Building My House

I have always wanted to build my own house. I am retired now, so I have the time. I found some land, designed a house that would fit the land and my needs and got started. I am doing all the work myself, so progress will be fairly slow. To read this blog from the beginning, start with the oldest archive and read posts from last to first.

Friday, August 04, 2006

Basement Slab Rebar




Now comes the visqueen which goes in between the slab and the ground to prevent moisture from wicking up thru the slab. Then comes the rebar. I used #3 (3/8” diameter) rebar on roughly 12” centers to make a grid of rebar. One of the concrete books I read said when you connect rebar together it should overlap by 30 times the rebar diameter; that is (30 x 3/8” = almost 11 inches overlap).

Originally, I thought I’d be able to pour the whole slab at one time. That caused me to cut and bend my rebar pieces to economically fit the whole slab. Now, I find I’m pouring just half the slab. If I use the original rebar design I’ll have to install ALL the rebar now. That’s not so bad, until you try to finish the poured concrete and in so doing have to step in and out of the rebar holes (of the not yet poured side) as you use the bull float.

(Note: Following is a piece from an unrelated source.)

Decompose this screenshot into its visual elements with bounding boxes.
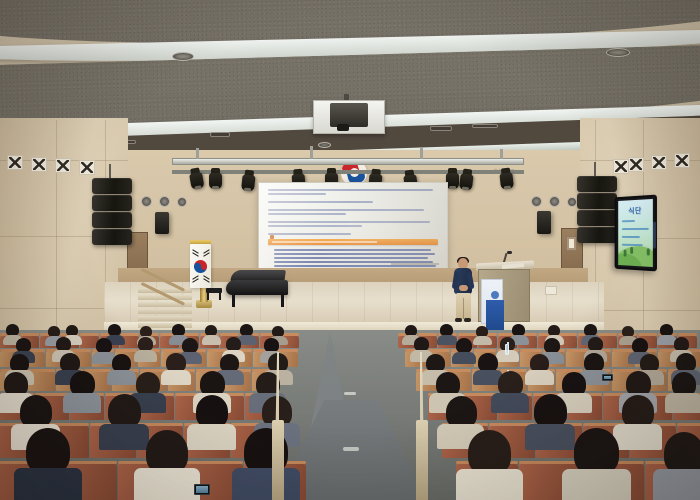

I could just see myself tripping and falling all over the place, so I recut about 12 pieces of rebar. This way I only have to install rebar in the side I’m pouring and I have plenty of room to move around without falling down.

I made my rebar chairs out of 3/16” steel rod which I have a LOT of. The metal is soft, so it’s easy to cut with bolt cutters and it’s easy to bend/hammer into shape in a vise. I wanted my rebar to sit 1/3 of the slab thickness up off bottom, so that meant roughly 1-1/2” chair height. None of the stores had rebar chairs of this height, so I just built them myself. Why 1/3 of the slab thickness? In my college civil engineering classes (30 years ago) I took a course on reinforced concrete. We learned that the bottom half of any normal concrete slab is in tension and the top half is in compression. Concrete works great in compression, but lousy in tension, so you need rebar to handle the tension loads and the rebar needs to be located in the bottom part of the slab (not in the middle, a commonly held belief). Common sense would say put it in the middle of the tension side (exactly ¼ of the slab thickness off bottom), but then any irregularities of the concrete pour might end up uncovering some of the rebar, which would lead to rust and rebar deterioration. So, I went 1/3 of slab thickness as a safety factor.

Disclaimer: I have a couple of degrees in civil engineering, but I am NOT a licensed professional engineer, so take this explanation for it’s entertainment value only, and NOT as advice for how you should build your house. If you have questions for building YOUR house, please seek the guidance of a licensed engineer. My basement slab will have no heavy loads put on it; ie no cars, no heavy equipment, and the slab is built such that it does not support the weight of the house above it. As such I could maybe have gotten by without rebar. I personally don’t like wire mesh and I am not yet convinced of the benefits of using fiberglass in concrete.